Is Bible complete?


Does the Holy Bible contain all that Christ taught or did He teach things that are not in the Bible. Like what for instance?


The Catechism says:

76 In keeping with the Lord’s command, the Gospel was handed on in two ways:

  • orally “by the apostles who handed on, by the spoken word of their preaching, by the example they gave, by the institutions they established, what they themselves had received - whether from the lips of Christ, from his way of life and his works, or whether they had learned it at the prompting of the Holy Spirit”;33

  • in writing “by those apostles and other men associated with the apostles who, under the inspiration of the same Holy Spirit, committed the message of salvation to writing”.34

I don’t think there’s an official list of “Teachings of Christ that were not recorded in the canonical gospels.” There are of course the gnostic gospels which claim to hand on more of his teachings, and there’s an apocryphal message which Eusebius in his Church History tentatively ascribes to our Lord, but these are not reliable.

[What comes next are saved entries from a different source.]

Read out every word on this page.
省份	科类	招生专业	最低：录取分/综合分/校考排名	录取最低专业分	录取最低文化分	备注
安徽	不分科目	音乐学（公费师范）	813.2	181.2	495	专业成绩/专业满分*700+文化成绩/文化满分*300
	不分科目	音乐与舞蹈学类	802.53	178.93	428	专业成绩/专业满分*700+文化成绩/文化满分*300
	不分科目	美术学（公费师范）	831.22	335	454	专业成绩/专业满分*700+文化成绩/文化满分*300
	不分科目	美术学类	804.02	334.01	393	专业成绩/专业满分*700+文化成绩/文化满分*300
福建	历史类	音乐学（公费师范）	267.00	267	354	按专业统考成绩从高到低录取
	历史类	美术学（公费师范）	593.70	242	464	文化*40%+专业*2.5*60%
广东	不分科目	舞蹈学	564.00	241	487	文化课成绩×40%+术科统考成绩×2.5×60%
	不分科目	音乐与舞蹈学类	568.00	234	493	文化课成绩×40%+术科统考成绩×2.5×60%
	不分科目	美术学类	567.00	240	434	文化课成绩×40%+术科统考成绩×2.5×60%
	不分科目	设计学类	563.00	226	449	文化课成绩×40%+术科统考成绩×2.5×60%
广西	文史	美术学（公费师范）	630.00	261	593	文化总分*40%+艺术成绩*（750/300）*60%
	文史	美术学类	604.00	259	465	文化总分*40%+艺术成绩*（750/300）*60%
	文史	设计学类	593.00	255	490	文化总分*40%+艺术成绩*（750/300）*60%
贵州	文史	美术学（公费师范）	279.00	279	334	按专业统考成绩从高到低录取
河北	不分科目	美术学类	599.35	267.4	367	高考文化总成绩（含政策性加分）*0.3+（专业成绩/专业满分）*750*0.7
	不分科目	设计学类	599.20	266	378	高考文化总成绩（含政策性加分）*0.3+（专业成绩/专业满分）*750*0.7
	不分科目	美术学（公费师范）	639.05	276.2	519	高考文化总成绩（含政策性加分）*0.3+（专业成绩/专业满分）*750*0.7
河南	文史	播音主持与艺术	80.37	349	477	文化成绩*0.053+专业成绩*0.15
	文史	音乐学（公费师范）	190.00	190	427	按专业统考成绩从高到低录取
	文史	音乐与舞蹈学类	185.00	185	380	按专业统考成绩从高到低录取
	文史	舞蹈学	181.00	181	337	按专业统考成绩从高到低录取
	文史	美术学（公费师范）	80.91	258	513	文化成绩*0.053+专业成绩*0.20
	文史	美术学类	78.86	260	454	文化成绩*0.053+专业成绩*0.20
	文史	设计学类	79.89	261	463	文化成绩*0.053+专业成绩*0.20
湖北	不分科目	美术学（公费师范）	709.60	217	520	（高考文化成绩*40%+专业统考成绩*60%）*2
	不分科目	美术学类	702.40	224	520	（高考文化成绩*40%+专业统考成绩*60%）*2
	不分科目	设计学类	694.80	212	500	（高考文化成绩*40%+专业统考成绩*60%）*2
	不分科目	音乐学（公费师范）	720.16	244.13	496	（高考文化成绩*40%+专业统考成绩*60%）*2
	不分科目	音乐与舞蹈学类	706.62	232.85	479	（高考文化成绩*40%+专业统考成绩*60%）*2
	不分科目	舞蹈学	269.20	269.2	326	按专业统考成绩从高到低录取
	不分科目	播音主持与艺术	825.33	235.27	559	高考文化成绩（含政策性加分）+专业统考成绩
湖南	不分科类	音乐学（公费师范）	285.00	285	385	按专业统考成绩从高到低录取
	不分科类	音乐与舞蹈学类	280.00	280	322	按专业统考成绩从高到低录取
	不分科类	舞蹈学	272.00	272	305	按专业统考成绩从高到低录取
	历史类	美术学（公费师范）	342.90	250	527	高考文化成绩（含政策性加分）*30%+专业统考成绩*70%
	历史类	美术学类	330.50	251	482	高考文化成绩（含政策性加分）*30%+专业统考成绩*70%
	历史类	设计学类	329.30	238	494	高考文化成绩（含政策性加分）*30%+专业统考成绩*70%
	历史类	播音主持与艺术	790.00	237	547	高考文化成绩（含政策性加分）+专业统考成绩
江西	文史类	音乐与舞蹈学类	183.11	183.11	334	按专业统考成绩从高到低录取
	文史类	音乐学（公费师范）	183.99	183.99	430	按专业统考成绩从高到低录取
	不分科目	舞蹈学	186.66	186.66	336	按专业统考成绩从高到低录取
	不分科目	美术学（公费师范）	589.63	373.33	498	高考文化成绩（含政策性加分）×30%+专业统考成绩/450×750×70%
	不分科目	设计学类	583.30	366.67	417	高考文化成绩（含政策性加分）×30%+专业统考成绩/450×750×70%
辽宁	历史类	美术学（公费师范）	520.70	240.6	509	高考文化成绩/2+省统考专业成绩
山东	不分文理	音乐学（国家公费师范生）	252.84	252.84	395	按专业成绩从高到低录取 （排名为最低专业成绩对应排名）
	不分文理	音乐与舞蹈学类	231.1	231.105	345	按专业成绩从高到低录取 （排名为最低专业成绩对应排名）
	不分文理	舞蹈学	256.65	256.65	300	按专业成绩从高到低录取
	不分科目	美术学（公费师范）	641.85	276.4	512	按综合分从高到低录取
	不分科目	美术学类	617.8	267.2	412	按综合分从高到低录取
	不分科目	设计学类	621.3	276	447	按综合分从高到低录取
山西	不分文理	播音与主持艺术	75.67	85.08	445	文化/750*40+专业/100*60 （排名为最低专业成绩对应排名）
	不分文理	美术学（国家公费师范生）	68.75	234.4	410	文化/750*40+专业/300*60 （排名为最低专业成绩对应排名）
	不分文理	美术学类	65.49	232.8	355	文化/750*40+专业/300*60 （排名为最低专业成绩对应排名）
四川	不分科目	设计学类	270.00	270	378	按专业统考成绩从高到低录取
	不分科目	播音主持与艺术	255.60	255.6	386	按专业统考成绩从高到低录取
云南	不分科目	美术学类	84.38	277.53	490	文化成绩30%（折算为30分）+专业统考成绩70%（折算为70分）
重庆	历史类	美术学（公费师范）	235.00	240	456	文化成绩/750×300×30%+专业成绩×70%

Dogmas not explicitly recorded in Scripture, such as the Immaculate Conception of our Lady, might have been revealed “at the prompting of the Holy Spirit” (cf. above) rather than stated by Christ himself. I don’t think we know necessarily which parts of Sacred Tradition were “from the lips of Christ” vs. “from his way of life and his works” vs. “at the prompting of the Holy Spirit.” And in any case the Church’s teachings are not all of them direct quotations of our Lord.


From the Gospel of John 21:25:

There are also many other things that Jesus did, but if these were to be described individually, I do not think the whole world would contain the books that would be written.


As an example, the bible, specifically John 6, can be argued to support the Real Presence, and yet, it’s not conclusive: plausible arguments are routinely given to deny the RP. But the Tradition of the CC, supported by early fathers, is that Christs’ body, blood, soul, and divinity subsist in the Eucharist. This is simply what the church received and has always and everywhere believed and taught. Same with infant Baptism. So while the bible may well contain or point to truths which were taught from the beginning, the bible was never intended to be a catechism or an exhaustive theological treatise on the gospel. The church teaches that all truths pertaining to salvation can be found in the bible, that it is materially sufficient, IOW, but that doesn’t mean the reader will necessarily interpret or understand it correctly.


We see indications from scripture that not all that Jesus taught was written down, but was taught by word of mouth through the apostles and to their successors and disciples. This is what is referred to as Sacred Tradition.


Acts 1:3 - “After his suffering, he presented himself to them and gave many convincing proofs that he was alive. He appeared to them over a period of forty days and spoke about the kingdom of God.”

After giving an example of what Jesus taught during those 40 days, St. Luke mentions Jesus ascension just 6 verses later in Acts 1:9. I’ve always wondered what else Jesus spoke about over 40 days? You’d think that St. Luke in Acts 1:4 would have continued by saying “And this is all (or most) he taught…”. Whatever was spoken to the apostles must’ve been important, but it’s not explicitly mentioned.


The Bible is explicit that Jesus wrote and taught things that were not recorded. He wrote a message in the sand (John 8:6) and also expounded the entire Old Testament to the disciples (Luke 24:13-27). This oral divine commentary was not committed to writing. Please note that the Gospels contain the sayings of Jesus prior to His Ascension. Jesus exposition of the OT occurred after this.